A closed line integral is always going to be equal to $2\pi n$ where n is some integer:

$$\oint d\mathbf{R}\cdot\mathbf{A}(\mathbf R)=2\pi n$$

Why is this the case?

Answer 1

If ${\bf F}=(P,Q)$ is any old vector field in the plane ${\mathbb R}^2$, and $\gamma$ is a closed curve therein then the value of the line integral $$\int_\gamma {\bf F}\cdot d {\bf z}\tag{1}$$ can be any real number whatsoever. Physicists can interpret this value as work done (or received) when a cart is moved against the force ${\bf F}$ along $\gamma$.

There are some fields ${\bf F}$, called conservative, for which the integral $(1)$ is $=0$ for all closed curves $\gamma$. Such fields are gradients of some potential function $f:\>{\mathbb R}^2\to{\mathbb R}$, i.e., one has ${\bf F}=\nabla f$. A necessary cndition for this to be the case is that ${\rm curl}({\bf F})=Q_x-P_y\equiv0$.
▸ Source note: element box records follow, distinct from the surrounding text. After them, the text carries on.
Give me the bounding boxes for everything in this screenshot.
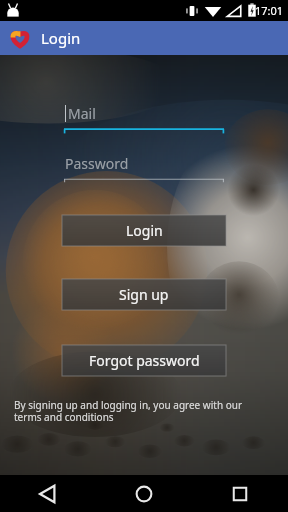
- staticText: Sign up: [119, 285, 169, 304]
- staticText: Forgot password: [89, 351, 200, 370]
- button[interactable]: Forgot password: [62, 345, 226, 376]
- button[interactable]: Login: [62, 215, 226, 246]
- staticText: Mail: [68, 104, 96, 123]
- button[interactable]: Home: [96, 475, 192, 512]
- staticText: Login: [126, 221, 163, 240]
- button[interactable]: Password: [64, 150, 224, 176]
- button[interactable]: Mail: [64, 100, 224, 126]
- button[interactable]: Recent apps: [192, 475, 288, 512]
- button[interactable]: Sign up: [62, 279, 226, 310]
- staticText: Login: [41, 28, 81, 48]
- staticText: 17:01: [255, 3, 284, 18]
- button[interactable]: Back: [0, 475, 96, 512]
- staticText: By signing up and logging in, you agree …: [14, 398, 264, 424]
- other: App logo: [9, 27, 31, 49]
- staticText: Password: [65, 154, 129, 173]
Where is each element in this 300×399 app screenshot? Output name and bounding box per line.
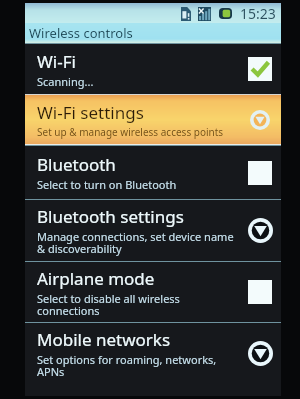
staticText: Scanning...	[37, 74, 94, 89]
staticText: Select to disable all wireless connectio…	[37, 291, 180, 318]
staticText: Wi-Fi settings	[37, 101, 144, 124]
staticText: Wireless controls	[29, 24, 133, 42]
staticText: Airplane mode	[37, 267, 155, 290]
staticText: Mobile networks	[37, 328, 171, 351]
button[interactable]: Bluetooth	[25, 146, 281, 199]
button[interactable]: Airplane mode	[25, 262, 281, 322]
other: Open settings	[248, 218, 273, 243]
other: Enabled	[248, 57, 272, 81]
other: Open settings	[250, 110, 270, 130]
staticText: 15:23	[240, 4, 276, 23]
staticText: Wi-Fi	[37, 50, 76, 73]
button[interactable]: Wi-Fi	[25, 44, 281, 94]
button[interactable]: Bluetooth settings	[25, 200, 281, 261]
staticText: Bluetooth settings	[37, 205, 184, 228]
staticText: Set options for roaming, networks, APNs	[37, 352, 217, 379]
staticText: Manage connections, set device name & di…	[37, 229, 234, 256]
staticText: Set up & manage wireless access points	[37, 125, 224, 139]
button[interactable]: Mobile networks	[25, 323, 281, 384]
staticText: Bluetooth	[37, 153, 116, 176]
staticText: Select to turn on Bluetooth	[37, 177, 177, 192]
button[interactable]: Wi-Fi settings	[25, 95, 281, 144]
other: Open settings	[248, 341, 273, 366]
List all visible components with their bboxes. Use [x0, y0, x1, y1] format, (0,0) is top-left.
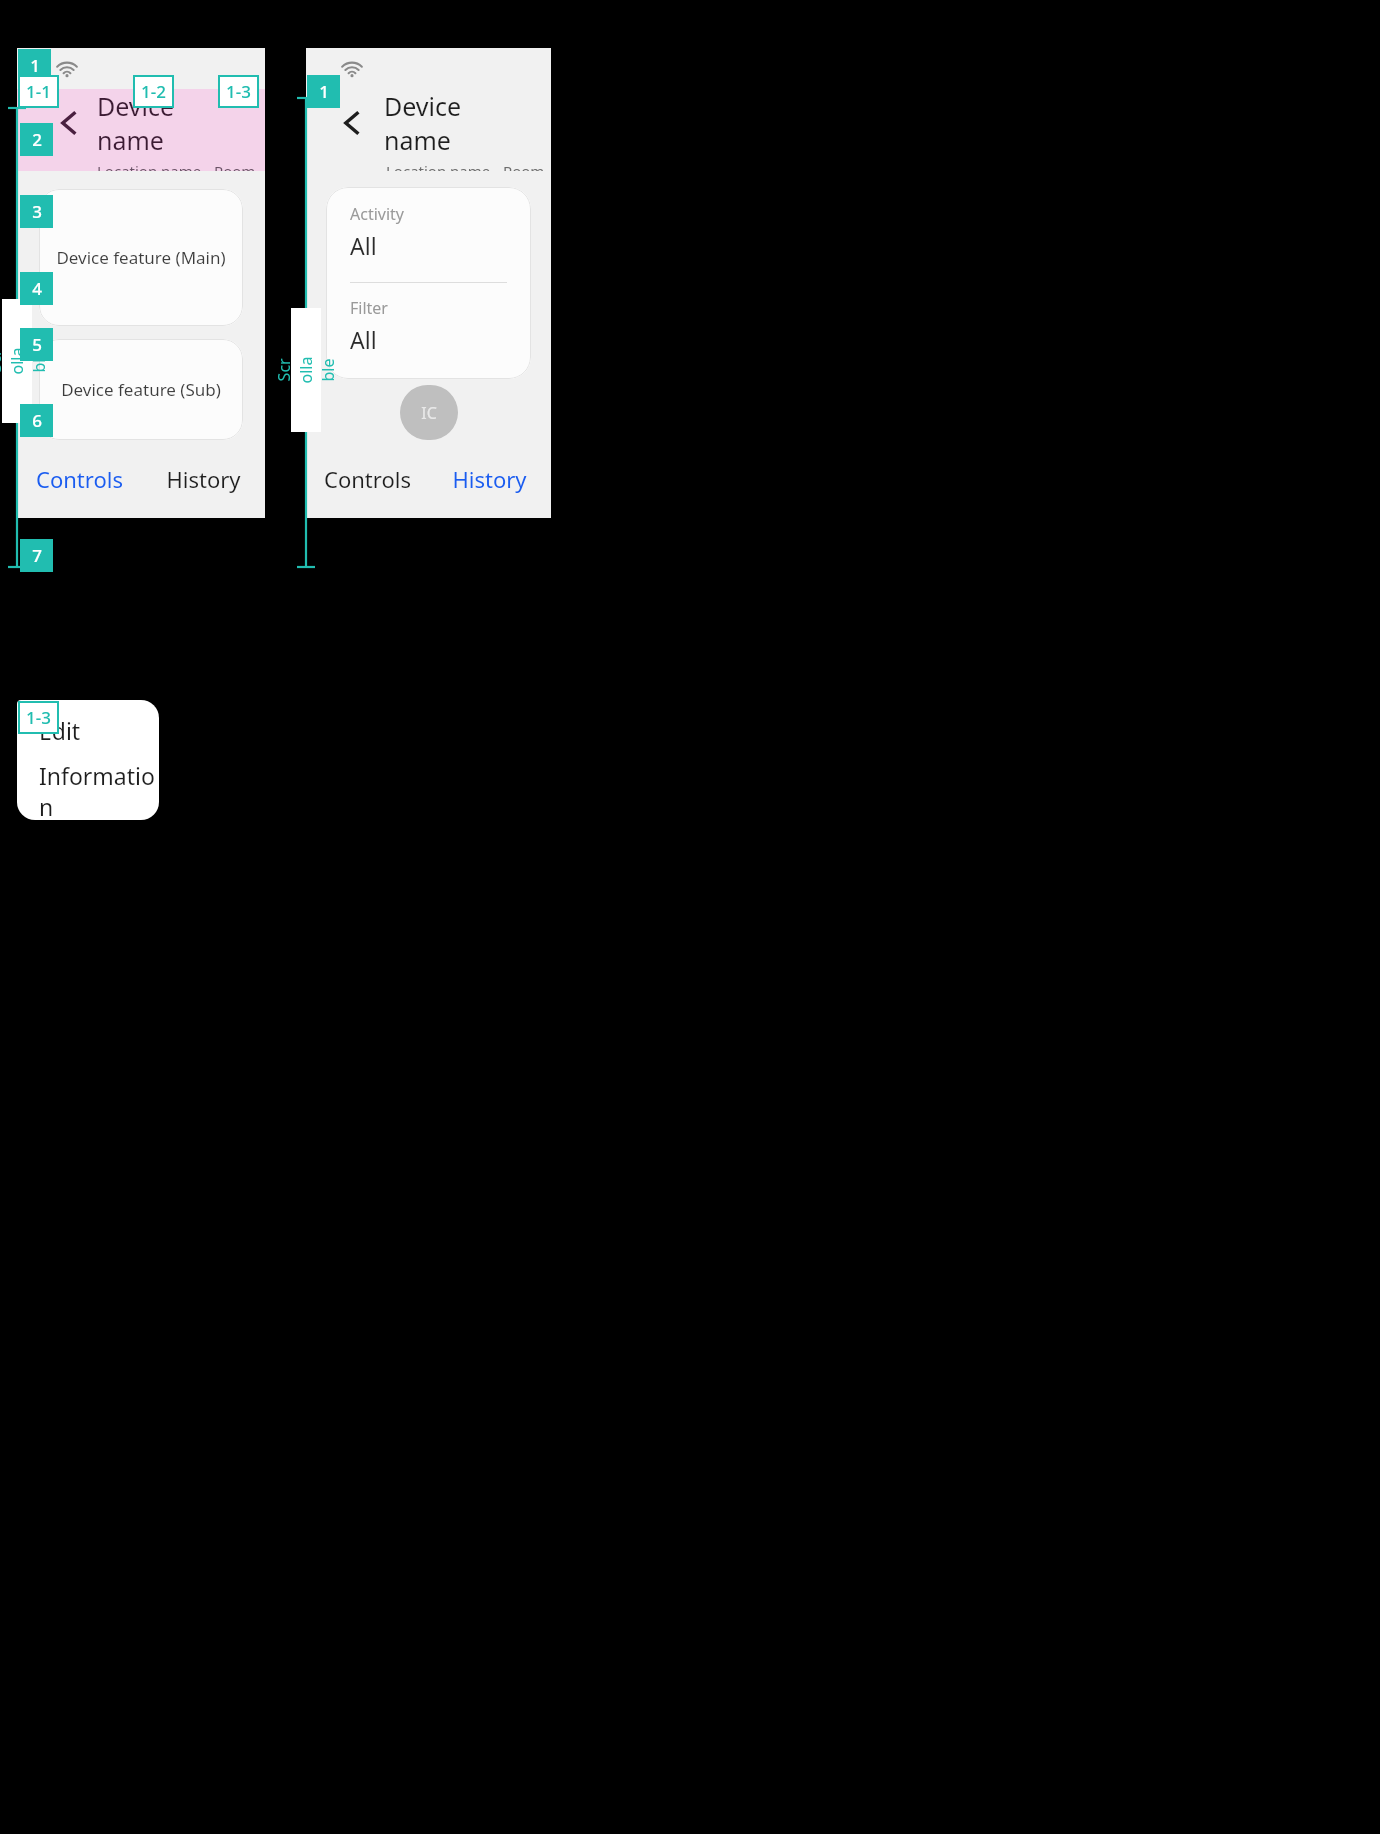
staticText: Activity	[350, 203, 405, 225]
button[interactable]: Device feature (Sub)	[39, 339, 243, 440]
staticText: Controls	[36, 464, 123, 494]
staticText: Edit	[39, 715, 81, 746]
staticText: All	[350, 230, 377, 261]
staticText: 1-3	[26, 706, 51, 729]
staticText: 7	[32, 544, 42, 567]
staticText: Scrollable	[273, 355, 339, 385]
staticText: Device name	[97, 89, 247, 157]
staticText: 1	[30, 54, 40, 77]
button[interactable]: Controls	[306, 440, 428, 518]
staticText: 6	[32, 409, 42, 432]
staticText: Filter	[350, 297, 388, 319]
staticText: Location name - Room name	[386, 161, 551, 171]
staticText: Controls	[324, 464, 411, 494]
button[interactable]: Edit	[17, 700, 159, 760]
button[interactable]: Filter	[326, 283, 531, 379]
button[interactable]: Back	[53, 106, 87, 140]
staticText: All	[350, 324, 377, 355]
button[interactable]: Back	[336, 106, 370, 140]
staticText: 1-3	[226, 80, 251, 103]
button[interactable]: Device feature (Main)	[39, 189, 243, 326]
staticText: Device feature (Main)	[56, 246, 226, 269]
button[interactable]: Activity	[326, 187, 531, 282]
staticText: 1-1	[26, 80, 51, 103]
staticText: Information	[39, 760, 159, 820]
staticText: IC	[421, 402, 437, 424]
button[interactable]: History	[141, 440, 265, 518]
staticText: 1	[319, 80, 329, 103]
staticText: 5	[32, 333, 42, 356]
staticText: Location name - Room name	[97, 161, 265, 171]
staticText: Device name	[384, 89, 531, 157]
staticText: History	[166, 464, 241, 494]
staticText: 3	[32, 200, 42, 223]
button[interactable]: Information	[17, 760, 159, 820]
staticText: History	[452, 464, 527, 494]
staticText: Device feature (Sub)	[61, 378, 221, 401]
button[interactable]: Controls	[17, 440, 141, 518]
staticText: 2	[32, 128, 42, 151]
staticText: 4	[32, 277, 42, 300]
staticText: 1-2	[141, 80, 166, 103]
staticText: Scrollable	[0, 346, 50, 376]
button[interactable]: History	[428, 440, 551, 518]
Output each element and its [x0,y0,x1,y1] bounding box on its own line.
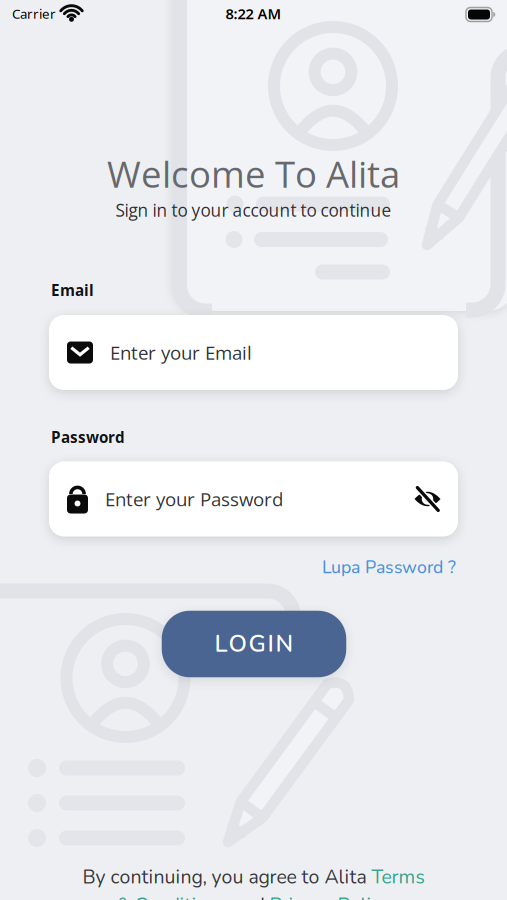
staticText: Welcome To Alita [107,149,400,198]
button[interactable]: & Conditions [116,892,228,900]
staticText: Privacy Policy [270,892,390,900]
button[interactable]: Terms [372,864,424,890]
staticText: Email [51,280,94,300]
staticText: Lupa Password ? [322,556,456,580]
button[interactable]: Privacy Policy [270,892,390,900]
button[interactable]: Lupa Password ? [322,556,456,580]
button[interactable]: Enter your Email [49,315,458,390]
staticText: By continuing, you agree to Alita [82,864,372,890]
button[interactable]: Show password [414,488,458,510]
button[interactable]: Enter your Password [49,462,458,536]
staticText: LOGIN [214,628,294,660]
button[interactable]: LOGIN [162,611,346,677]
staticText: and [228,892,270,900]
staticText: Carrier [12,5,56,22]
staticText: & Conditions [116,892,228,900]
staticText: Password [51,427,125,447]
staticText: Sign in to your account to continue [116,198,392,222]
staticText: Enter your Password [105,486,283,512]
staticText: 8:22 AM [226,4,282,23]
staticText: Terms [372,864,424,890]
staticText: Enter your Email [110,340,252,365]
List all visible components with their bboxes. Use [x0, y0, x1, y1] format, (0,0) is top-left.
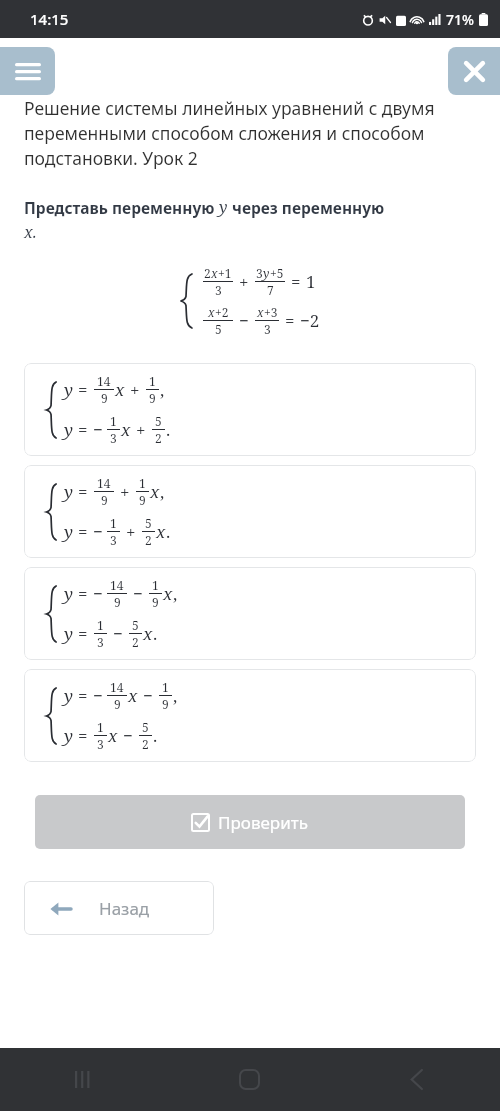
staticText: . — [153, 724, 158, 747]
button[interactable]: y — [24, 669, 476, 762]
staticText: − — [239, 309, 249, 332]
button[interactable]: Назад — [24, 881, 214, 935]
staticText: x — [163, 582, 173, 605]
staticText: 1 — [139, 475, 146, 491]
staticText: +1 — [218, 265, 232, 281]
staticText: 2 — [204, 265, 211, 281]
staticText: = — [291, 270, 301, 293]
staticText: Проверить — [218, 811, 308, 834]
staticText: x — [211, 265, 218, 281]
staticText: = — [78, 582, 88, 605]
staticText: + — [120, 480, 130, 503]
staticText: 9 — [101, 492, 108, 508]
staticText: 14 — [97, 475, 111, 491]
button[interactable]: Menu — [0, 47, 55, 95]
staticText: 3 — [264, 321, 271, 337]
staticText: y — [64, 622, 73, 645]
staticText: 1 — [162, 679, 169, 695]
staticText: y — [219, 196, 228, 218]
staticText: 2 — [142, 736, 149, 752]
staticText: = — [78, 724, 88, 747]
staticText: 9 — [101, 390, 108, 406]
staticText: x — [108, 724, 118, 747]
staticText: −2 — [300, 309, 320, 332]
staticText: +2 — [215, 304, 229, 320]
staticText: x — [115, 378, 125, 401]
staticText: = — [78, 480, 88, 503]
staticText: 9 — [152, 594, 159, 610]
staticText: 3 — [110, 430, 117, 446]
staticText: = — [78, 684, 88, 707]
staticText: Назад — [99, 897, 150, 920]
staticText: y — [263, 265, 270, 281]
staticText: 3 — [215, 282, 222, 298]
staticText: 3 — [97, 736, 104, 752]
staticText: , — [160, 480, 165, 503]
staticText: , — [173, 582, 178, 605]
staticText: 1 — [306, 270, 316, 293]
staticText: y — [64, 480, 73, 503]
staticText: = — [78, 378, 88, 401]
staticText: 9 — [149, 390, 156, 406]
staticText: 71% — [446, 10, 474, 29]
staticText: − — [93, 520, 103, 543]
staticText: 5 — [145, 515, 152, 531]
staticText: 9 — [114, 594, 121, 610]
staticText: = — [78, 418, 88, 441]
staticText: x — [121, 418, 131, 441]
staticText: 14 — [97, 373, 111, 389]
staticText: x — [257, 304, 264, 320]
staticText: 5 — [215, 321, 222, 337]
staticText: − — [123, 724, 133, 747]
staticText: + — [136, 418, 146, 441]
staticText: x. — [24, 221, 37, 243]
button[interactable]: y — [24, 567, 476, 660]
staticText: y — [64, 724, 73, 747]
staticText: Решение системы линейных уравнений с дву… — [24, 96, 474, 170]
staticText: y — [64, 684, 73, 707]
staticText: x — [208, 304, 215, 320]
staticText: + — [239, 270, 249, 293]
staticText: − — [93, 582, 103, 605]
staticText: − — [93, 684, 103, 707]
staticText: 1 — [110, 515, 117, 531]
staticText: x — [128, 684, 138, 707]
staticText: через переменную — [228, 197, 385, 218]
staticText: 9 — [139, 492, 146, 508]
staticText: 2 — [145, 532, 152, 548]
button[interactable]: Проверить — [35, 795, 465, 849]
staticText: = — [78, 622, 88, 645]
staticText: x — [150, 480, 160, 503]
staticText: = — [285, 309, 295, 332]
staticText: 1 — [97, 617, 104, 633]
staticText: 3 — [97, 634, 104, 650]
staticText: − — [113, 622, 123, 645]
staticText: , — [173, 684, 178, 707]
staticText: 1 — [149, 373, 156, 389]
staticText: y — [64, 582, 73, 605]
staticText: y — [64, 520, 73, 543]
staticText: . — [166, 520, 171, 543]
button[interactable]: y — [24, 363, 476, 456]
staticText: 14 — [110, 679, 124, 695]
staticText: 9 — [114, 696, 121, 712]
staticText: + — [126, 520, 136, 543]
staticText: 5 — [142, 719, 149, 735]
staticText: 1 — [152, 577, 159, 593]
staticText: 2 — [155, 430, 162, 446]
staticText: + — [130, 378, 140, 401]
button[interactable]: Close — [448, 47, 500, 95]
staticText: − — [143, 684, 153, 707]
button[interactable]: y — [24, 465, 476, 558]
staticText: . — [166, 418, 171, 441]
staticText: 9 — [162, 696, 169, 712]
staticText: 3 — [110, 532, 117, 548]
staticText: . — [153, 622, 158, 645]
staticText: 14 — [110, 577, 124, 593]
staticText: 5 — [132, 617, 139, 633]
staticText: − — [93, 418, 103, 441]
staticText: +5 — [270, 265, 284, 281]
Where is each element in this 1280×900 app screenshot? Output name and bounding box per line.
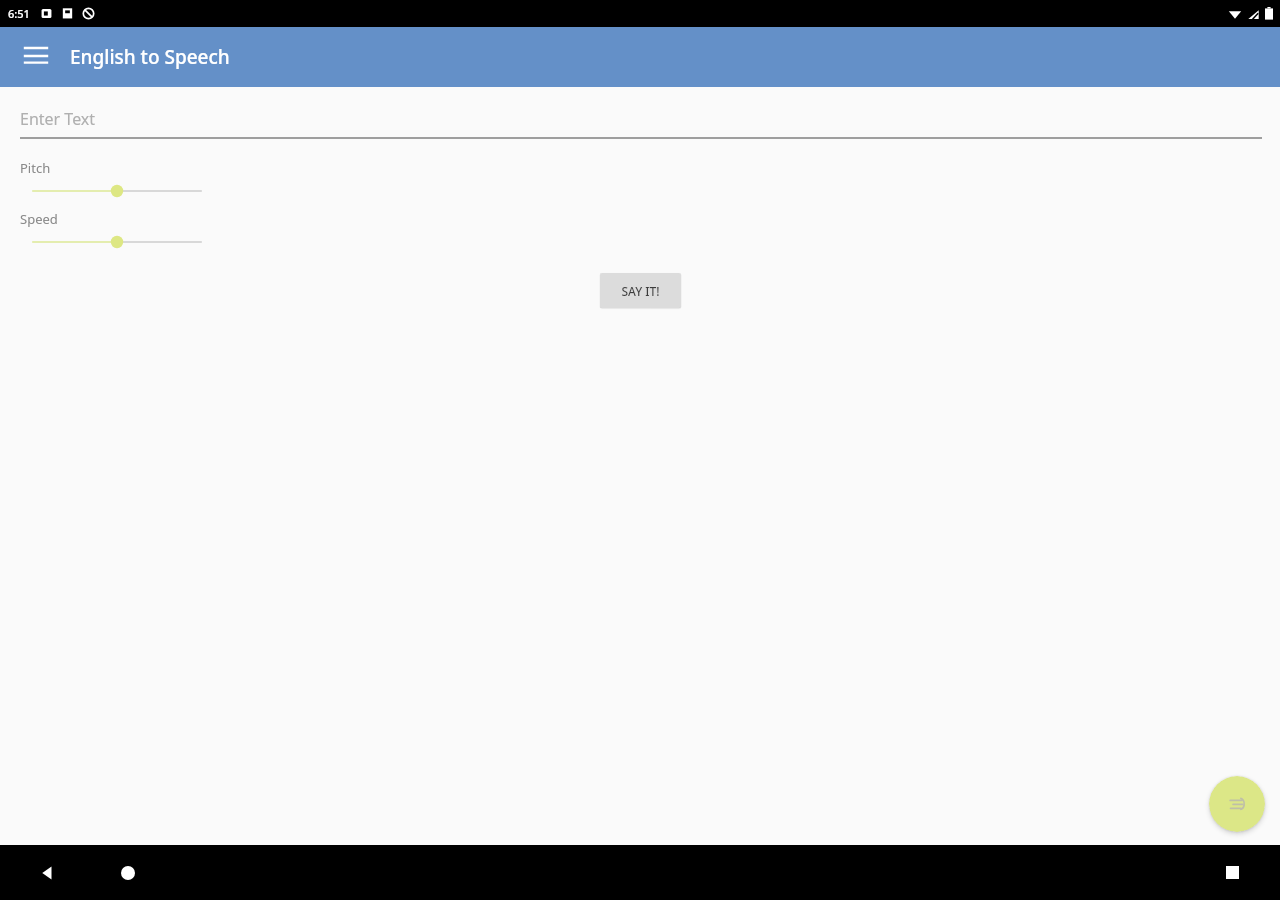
button[interactable]: Enter Text <box>20 108 1262 139</box>
button[interactable]: Pitch slider <box>22 181 212 201</box>
staticText: SAY IT! <box>621 283 660 299</box>
button[interactable]: Home <box>100 845 156 900</box>
staticText: Pitch <box>20 159 51 177</box>
button[interactable]: Open navigation drawer <box>12 33 60 81</box>
staticText: Speed <box>20 210 58 228</box>
staticText: English to Speech <box>70 44 230 70</box>
button[interactable]: Speed slider <box>22 232 212 252</box>
button[interactable]: Speak text <box>1209 776 1265 832</box>
staticText: Enter Text <box>20 108 96 130</box>
button[interactable]: Back <box>20 845 76 900</box>
button[interactable]: SAY IT! <box>600 273 681 308</box>
button[interactable]: Recent apps <box>1204 845 1260 900</box>
staticText: 6:51 <box>8 6 30 21</box>
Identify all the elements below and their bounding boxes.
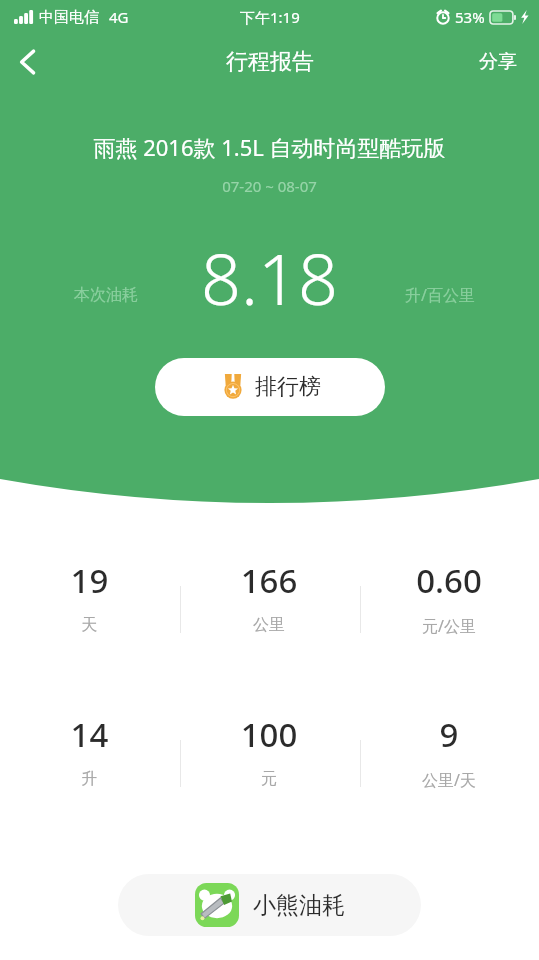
staticText: 分享 (479, 50, 517, 74)
staticText: 元 (179, 769, 359, 789)
button[interactable]: 0.60 (359, 558, 539, 637)
staticText: 53% (455, 7, 485, 27)
staticText: 0.60 (359, 558, 539, 603)
button[interactable]: 分享 (457, 38, 539, 86)
staticText: 雨燕 2016款 1.5L 自动时尚型酷玩版 (0, 132, 539, 162)
staticText: 9 (359, 712, 539, 757)
button[interactable]: 返回 (0, 34, 56, 90)
staticText: 166 (179, 558, 359, 603)
button[interactable]: 小熊油耗 (118, 874, 421, 936)
staticText: 排行榜 (255, 373, 321, 401)
button[interactable]: 9 (359, 712, 539, 791)
staticText: 小熊油耗 (253, 891, 345, 920)
staticText: 19 (0, 558, 179, 603)
staticText: 100 (179, 712, 359, 757)
staticText: 天 (0, 615, 179, 635)
button[interactable]: 100 (179, 712, 359, 789)
button[interactable]: 166 (179, 558, 359, 635)
staticText: 本次油耗 (74, 285, 138, 305)
staticText: 公里/天 (359, 769, 539, 791)
staticText: 元/公里 (359, 615, 539, 637)
button[interactable]: 14 (0, 712, 179, 789)
staticText: 升/百公里 (405, 284, 475, 306)
staticText: 公里 (179, 615, 359, 635)
staticText: 4G (109, 7, 129, 27)
staticText: 升 (0, 769, 179, 789)
staticText: 07-20 ~ 08-07 (0, 176, 539, 196)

Now there is this special field $${\bf A}(x,y)=\nabla{\rm arg}(x,y)=\left({-y\over x^2+y^2},{x\over x^2+y^2}\right)\ ,$$ which is only defined in the punctured plane ${\mathbb R}^2\setminus\{{\bf 0}\}$. Even though ${\rm curl}({\bf A})\equiv0$ this field is not conservative. The line integral $$\int_\gamma {\bf A}\cdot d {\bf z}\tag{2}$$ for closed curves $\gamma$ that avoid the origin has a geometrical meaning: It is the sum of all increments $\Delta\phi$ of the polar angle $\phi$ along $\gamma$. If the given $\gamma$ goes $n\in{\mathbb Z}$ times counterclockwise around the origin then the value of $(2)$ is $2\pi n$.

Answer 2

Try to write same integral as a contour integral of some complex function. If the corresponding complex valued function has one(may be more) singularity on region inside the curve with residue $-ni$ then the integral is $2\pi i (-in)=2\pi n$. I assumed that the corresponding complex function is exist but I don't know if it is the case always.